Bischof Koch: Synoden-Empfehlungen decken die Diskussionen voll ab
Basler Bischof äußert sich beeindruckt über den gesamten Prozess der Weltbischofssynode=
Vatikanstadt, 22.10.08 (KAP) Die Weltbischofssynode über die Bedeutung der Bibel im Leben der Kirche hat ihre Ergebnisse in rund 50 thesenartigen "Propositiones" zusammengefasst. Diese Empfehlungen werden derzeit nochmals überarbeitet und sollen zum Abschluss des dreiwöchigen Treffens dem Papst zur Erstellung eines postsynodalen Dokuments überreicht werden, sagte der Basler Bischof Kurt Koch bei einem Pressegespräch in Rom. Die aus mehr als 250 Thesen zusammengefassten "Propositiones" deckten praktisch die gesamte Bandbreite der Diskussionen ab.
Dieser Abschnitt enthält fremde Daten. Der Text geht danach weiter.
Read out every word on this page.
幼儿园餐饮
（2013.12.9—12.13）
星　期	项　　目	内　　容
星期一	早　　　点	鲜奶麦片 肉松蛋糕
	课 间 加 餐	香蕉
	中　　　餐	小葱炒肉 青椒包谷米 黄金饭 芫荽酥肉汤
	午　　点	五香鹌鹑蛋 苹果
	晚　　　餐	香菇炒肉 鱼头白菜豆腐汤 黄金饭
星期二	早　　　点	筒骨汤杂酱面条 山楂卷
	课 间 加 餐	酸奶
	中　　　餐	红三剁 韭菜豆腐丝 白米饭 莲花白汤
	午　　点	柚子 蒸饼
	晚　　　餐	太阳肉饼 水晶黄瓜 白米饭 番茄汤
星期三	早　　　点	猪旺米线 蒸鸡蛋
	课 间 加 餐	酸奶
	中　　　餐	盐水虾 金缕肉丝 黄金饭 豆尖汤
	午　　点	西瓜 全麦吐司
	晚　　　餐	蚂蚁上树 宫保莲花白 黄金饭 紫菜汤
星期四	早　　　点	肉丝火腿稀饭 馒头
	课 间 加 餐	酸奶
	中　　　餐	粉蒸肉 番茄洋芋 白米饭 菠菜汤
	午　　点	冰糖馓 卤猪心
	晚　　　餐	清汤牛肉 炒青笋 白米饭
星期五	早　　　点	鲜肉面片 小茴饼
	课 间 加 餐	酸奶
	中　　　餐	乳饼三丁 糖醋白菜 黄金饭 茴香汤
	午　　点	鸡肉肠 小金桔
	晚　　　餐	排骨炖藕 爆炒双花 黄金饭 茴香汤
Die Statements und Diskussionen der Bischöfe und Experten aus aller Welt hätten das bisher wenig rezipierte Konzils-Dokument "Dei verbum" über die Göttliche Offenbarung aktualisiert. Sie hätten viele Aspekte des Zugangs zur Heiligen Schrift und des Umgangs mit der Bibel aufgezeigt, so Koch.
Die Synode habe auch deutlich gemacht, dass das Wort Gottes eine Person ist: Jesus Christus. Koch: "Daher ist ja auch das Christentum nicht einfach eine Buchreligion, wie es der Islam ist. Vielmehr steht im Zentrum eine Person, Jesus Christus".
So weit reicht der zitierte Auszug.